Diversamente opinando, ne risulterebbe illogicamente compresso il diritto potestativo spettante ad ogni coerede di ottenere lo scioglimento della comunione ereditaria dei beni per i quali essa è giuridicamente possibile.
In conclusione, viene enunciato il seguente principio di diritto: “Allorquando tra i beni costituendi l’asse ereditario ci siano edifici abusivi, ogni coerede ha diritto, ai sensi dell’art. 713, primo comma, cc, di chiedere e ottenere lo scioglimento giudiziale della comunione ereditaria per l’intero complesso degli altri beni ereditari, con la sola esclusione degli edifici abusivi, anche ove non vi sia il consenso degli altri condividenti”.

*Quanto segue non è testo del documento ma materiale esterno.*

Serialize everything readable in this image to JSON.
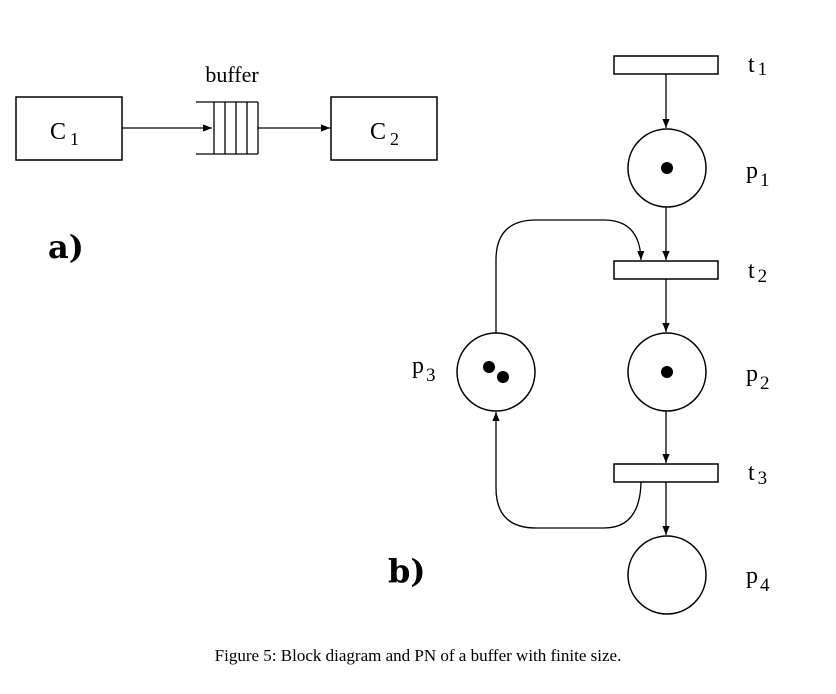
{
  "part_a": {
    "label": "a)",
    "component_1": {
      "name": "C",
      "sub": "1"
    },
    "component_2": {
      "name": "C",
      "sub": "2"
    },
    "buffer_label": "buffer"
  },
  "part_b": {
    "label": "b)",
    "transitions": [
      {
        "name": "t",
        "sub": "1"
      },
      {
        "name": "t",
        "sub": "2"
      },
      {
        "name": "t",
        "sub": "3"
      }
    ],
    "places": [
      {
        "name": "p",
        "sub": "1",
        "tokens": 1
      },
      {
        "name": "p",
        "sub": "2",
        "tokens": 1
      },
      {
        "name": "p",
        "sub": "3",
        "tokens": 2
      },
      {
        "name": "p",
        "sub": "4",
        "tokens": 0
      }
    ]
  },
  "caption": "Figure 5: Block diagram and PN of a buffer with finite size."
}
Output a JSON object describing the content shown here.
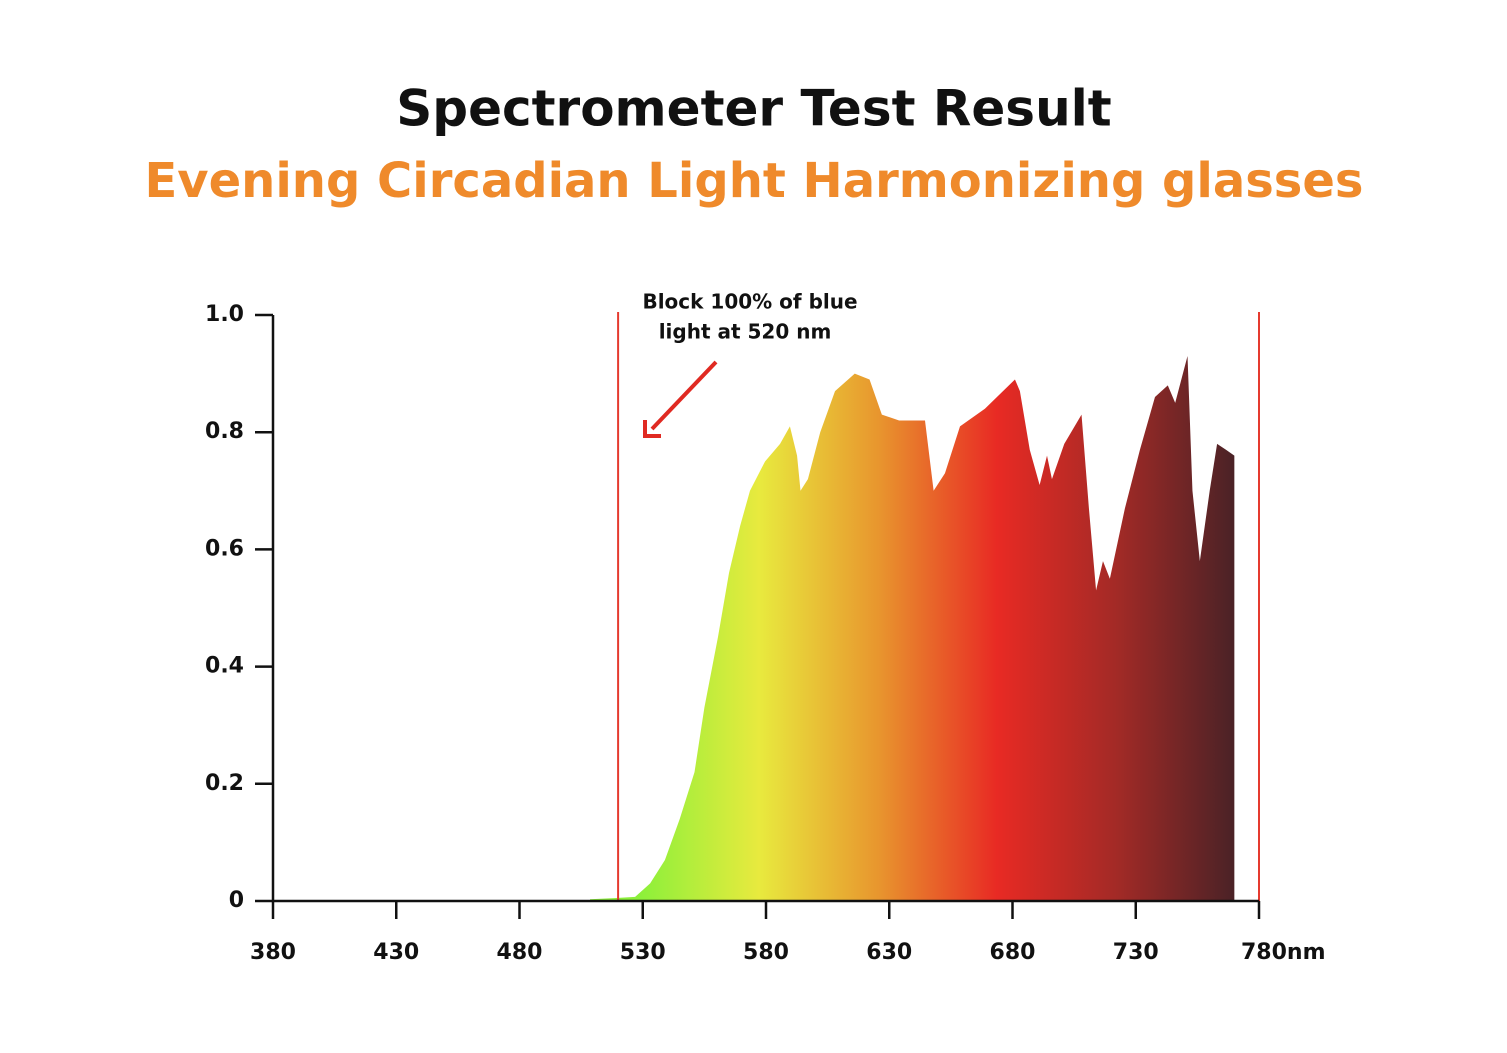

Infine, le Sezioni Unite puntualizzano che la divisione “endoesecutiva” e quella “endoconcorsuale” sono sottratte alla comminatoria di nullità prevista per gli atti di scioglimento della comunione aventi ad oggetto edifici abusivi, enunciando il principio di diritto secondo il quale “In forza delle disposizioni eccettuative di cui all’art. 46, comma 5, del d.p.r. n. 380 del 2001 e all’art. 40, commi 5 e 6, della legge n. 47 del 1985, lo scioglimento della comunione (ordinaria o ereditaria) relativa ad un edificio abusivo che si renda necessaria nell’ambito dell’espropriazione di beni indivisi (divisione cd “endoesecutiva”) o nell’ambito del fallimento (ora, liquidazione giudiziale) e delle altre procedure concorsuali (divisione cd “endoconcorsuale”) è sottratta alla comminatoria di nullità prevista, per gli atti di scioglimento della comunione aventi ad oggetto edifici abusivi, dall’art. 46, comma 1, del d.p.r. 6 giugno 2001 n. 380 e dall’art. 40, comma 2, della legge 28 febbraio 1985, n. 47”.